Sebbene la nozione di Nazione non venga formalizzata mediante categorie teoriche rigorose, la sua declinazione affiora nitidamente attraverso precise formule testuali che la riducono a un'estensione materiale delimitata da confini geografici naturali; in tale contesto, l'evocazione del pensiero dantesco inerente al «giardino de lo 'mperio» costituisce un travisamento filologico e storiografico, poiché la visione del Poeta non preconizzava affatto il nazionalismo moderno, bensì inseriva la specificità italica all'interno di un'architettura universalista fondata sulla convergenza coordinata dell'Impero e del Papato come istituzioni cosmopolite di ordine e pace.
A questo elemento territoriale si aggiunge la comunità di «diritto e di sangue», una convergenza che evoca in modo inequivocabile la matrice del Blut und Boden (Sangue e Suolo), dispositivo teorico elaborato dal nazionalismo romantico del XIX secolo e successivamente divenuto il nucleo dogmatico dell'ideologia nazionalsocialista.
Da questa impostazione discende ineluttabilmente la concezione della famiglia, intesa non già come nucleo affettivo o formazione sociale aperta, bensì come «società di diritto e di sangue» avente la funzione primaria di riprodurre biologicamente e giuridicamente la sostanza etnica della Nazione.
Nella parabola ideologica del Novecento, l'assolutizzazione del fattore biologico ha storicamente declinato il «sangue» in chiave di gerarchia razziale, rendendo del tutto plausibile la lettura di tali categorie presenti nel programma in termini di latente o esplicita matrice razzista.

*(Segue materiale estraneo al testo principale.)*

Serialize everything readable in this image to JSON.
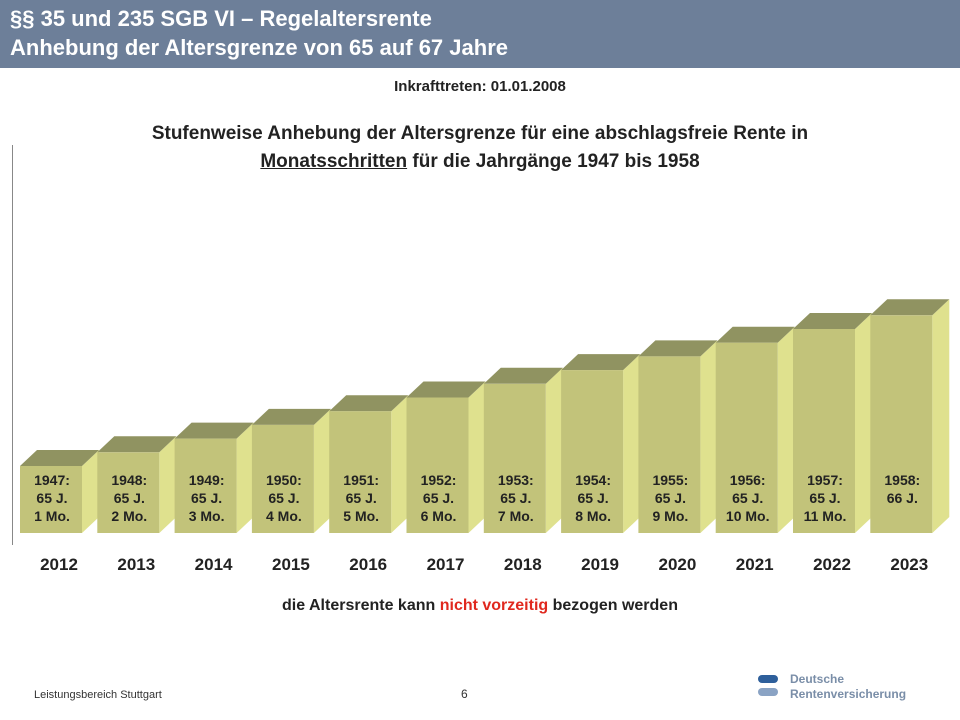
{
  "header": {
    "line1": "§§ 35 und 235 SGB VI – Regelaltersrente",
    "line2": "Anhebung der Altersgrenze von 65 auf 67 Jahre"
  },
  "effective_date": "Inkrafttreten: 01.01.2008",
  "heading": {
    "part1": "Stufenweise Anhebung der Altersgrenze für eine abschlagsfreie Rente in",
    "underlined": "Monatsschritten",
    "part2": " für die Jahrgänge 1947 bis 1958"
  },
  "note": {
    "before": "die Altersrente kann ",
    "highlight": "nicht vorzeitig",
    "after": " bezogen werden"
  },
  "footer": {
    "label": "Leistungsbereich Stuttgart",
    "page": "6"
  },
  "logo": {
    "word1": "Deutsche",
    "word2": "Rentenversicherung"
  },
  "colors": {
    "header_bg": "#6d7f99",
    "bar_front": "#c2c37a",
    "bar_top": "#909361",
    "bar_side": "#dfe18e",
    "highlight": "#e0281e"
  },
  "chart_data": {
    "type": "bar",
    "title": "Stufenweise Anhebung der Altersgrenze für eine abschlagsfreie Rente in Monatsschritten für die Jahrgänge 1947 bis 1958",
    "categories": [
      "2012",
      "2013",
      "2014",
      "2015",
      "2016",
      "2017",
      "2018",
      "2019",
      "2020",
      "2021",
      "2022",
      "2023"
    ],
    "values": [
      1,
      2,
      3,
      4,
      5,
      6,
      7,
      8,
      9,
      10,
      11,
      12
    ],
    "value_unit": "months above age 65",
    "bar_labels": [
      [
        "1947:",
        "65 J.",
        "1 Mo."
      ],
      [
        "1948:",
        "65 J.",
        "2 Mo."
      ],
      [
        "1949:",
        "65 J.",
        "3 Mo."
      ],
      [
        "1950:",
        "65 J.",
        "4 Mo."
      ],
      [
        "1951:",
        "65 J.",
        "5 Mo."
      ],
      [
        "1952:",
        "65 J.",
        "6 Mo."
      ],
      [
        "1953:",
        "65 J.",
        "7 Mo."
      ],
      [
        "1954:",
        "65 J.",
        "8 Mo."
      ],
      [
        "1955:",
        "65 J.",
        "9 Mo."
      ],
      [
        "1956:",
        "65 J.",
        "10 Mo."
      ],
      [
        "1957:",
        "65 J.",
        "11 Mo."
      ],
      [
        "1958:",
        "66 J."
      ]
    ],
    "xlabel": "",
    "ylabel": "",
    "grid": false,
    "legend": "none",
    "style": "3d"
  }
}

Persino ove si volesse accogliere un'interpretazione meno biologicamente determinista, limitando la Nazione a una comunità etno-culturale basata su lingua, tradizione e religione, l'elevazione dell'appartenenza etnica a norma fondamentale dell'ordinamento giuridico produce esiti intrinsecamente autoritari, giacché costringe l'alterità nell'alternativa vincolante tra l'assimilazione coatta e l'espulsione sistemica.
Questo modello di nazionalismo etnico si pone in totale contrapposizione con il paradigma costituzionale nato dalle ceneri dei totalitarismi novecenteschi; la Costituzione repubblicana, infatti, ha capovolto la gerarchia tra Stato ed etnos sostituendo la primazia del sangue con la centralità della persona umana, informata ai diritti inviolabili e al principio di eguaglianza formale e sostanziale di cui all'Articolo 3, che vieta espressamente discriminazioni fondate su sesso, razza, lingua o religione.
L'inquietudine teorica sollevata da tale programma trova un'ulteriore conferma nella prefigurazione dei meccanismi di controllo sociale, laddove si auspica l'identificazione di ogni infrazione, anche minore, attraverso la sinergia tra controllo territoriale di polizia e servizi sociali; questa sovrapposizione concettuale e operativa dissolve la linea di demarcazione tra la funzione amministrativa e penale dello Stato — preposta alla tutela della legalità e alla sanzione degli illeciti — e la funzione dei servizi sociali, preposti al sostegno delle vulnerabilità. La sussunzione dell'assistenza sociale all'interno dell'apparato punitivo e di sorveglianza segna la transizione verso le strutture tipiche dello Stato di polizia, in cui la dimensione sociale diventa mero strumento di disciplinamento e capillare monitoraggio dei cittadini.
Questa architettura istituzionale si riflette infine nella polarizzazione del concetto di identità: laddove il modello costituzionale promuove un'identità dialogica, relazionale e fondata sul riconoscimento reciproco e sulla continua ricerca dell'intesa democratica, la dottrina propugnata dal programma esprime un'identità di tipo monologico e suprematista, la cui affermazione richiede necessariamente la negazione, la subordinazione o la rimozione dell'altro.
In ultima analisi, il quadro teorico-politico che emerge da questa trattazione prefigura un impianto dottrinale tendenzialmente razzista, strutturalmente nazionalista e concettualmente suprematista, il quale, rifiutando i presupposti democratici, pluralisti e universalisti dell'ordine costituzionale repubblicano, si colloca in diretta continuità con la tradizione autoritaria del Novecento, riproponendo i tratti salienti del fascismo e del nazionalismo reazionario.